Education is changing. "The jobs your children may have one day probably don't even exist yet," Rynn's teacher tells a room full of parents in September. Today I wonder whether the college education they may have in ten years may not exist yet either.
Last fall I straddled two very different educational experiences. With one foot soaking up a literature class under the ivy towers of Northwestern University, I planted another foot in the world of community college online education. By taking an online Chemistry class I finally complete nursing school prerequisites. With a box filled with chemicals, test tubes, graduated cylinders, and matches I set up a Chemistry lab in my kitchen. I log on to the college's server once a week for a 'virtual lecture' with a 'white board' upon which the teacher works out chemical equations and answers our questions. I scan homework and labs to upload, complete a group project, and turn chemicals blue with fire in my kitchen. All this is accomplished without ever laying eyes on a human being. Convenient? Absolutely. Logging in from the waiting room of the hospital when Jason was sick, I am able to multitask by learning acid/base calculations, take a quiz, and watch daytime TV all at the same time. Did I learn Chemistry? Sort of. Did I learn and understand it to the depths that I probably could have in a classroom? No. Is this the way of the future? Many would say- yes.
Change is a tricky thing to measure. History teaches us that some change is gradual (ideas). Other change is precipitated by a cataclysmic event (think -the atomic bomb). In hindsight we look back and put history in tidy categories that help us make sense of the years. Every generation has seen their own time to be the one in which change is happening faster than ever before. We are no different from those who have gone before us in thinking that our generation is seeing unprecedented change. But it is difficult to ignore the recent rapid pace of change the internet has brought to education.
Change is happening not only in how people pursue education but in where they go to achieve their goals. This year Oakton Community College has received more applicants to the nursing program than they've had in ten years (I know....great, eh?). This summer they will break ground on a 39 million dollar health and science building that will offer all kinds of cadavers (lots of human) and state of the art health and science education. Why? Because record numbers of people are jamming the desks of science classes and bringing unprecedented cash to the community college system while tuitions costs at private universities continue to rise beyond middle class accessibility.

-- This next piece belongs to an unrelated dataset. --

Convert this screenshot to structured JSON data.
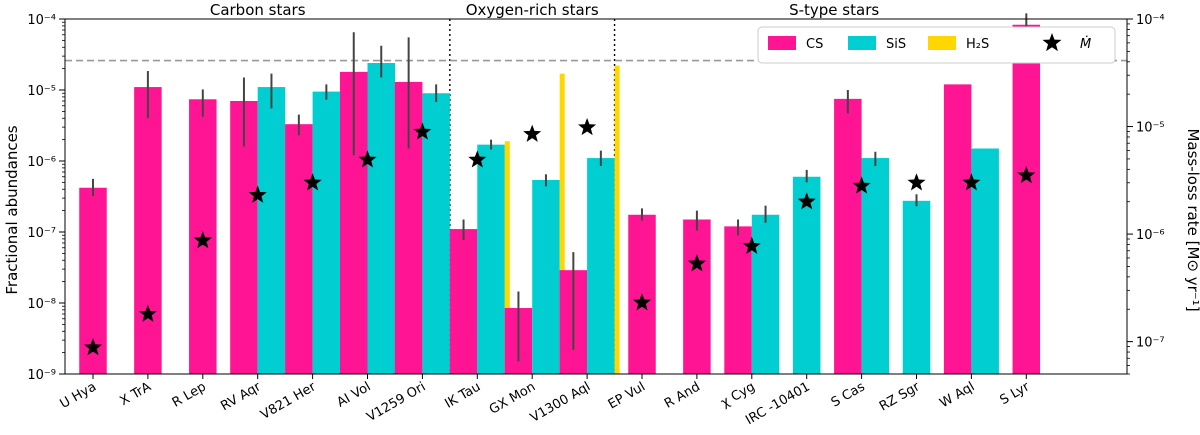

This semester I begin more classes at our local community college. There is a significant difference this semester from the last- PEOPLE. All kinds of people. And people make learning infinitely more interesting. Sitting next to me in a science class is a PhD in Global Studies on one side and a Master's Degree English teacher who just returned from five years of living in Korea on the other. I'm not an expert, but I don't think this was the demographic that filled community colleges twenty years ago. The economy and the internet are changing the way Americans seek education. The jobs that are available are changing as our health and educational systems are changing. The way we learn is changing as our attention spans continue to be molded by instant and constant streams of information. How will we navigate these waters?
How will this impact our children? What kind of education should they seek? Should we discourage them from online pursuits or see it as another way of competitive 'multitasking'? What about the Liberal Arts? Should these be taught on the internet? Could community college be the new grad school?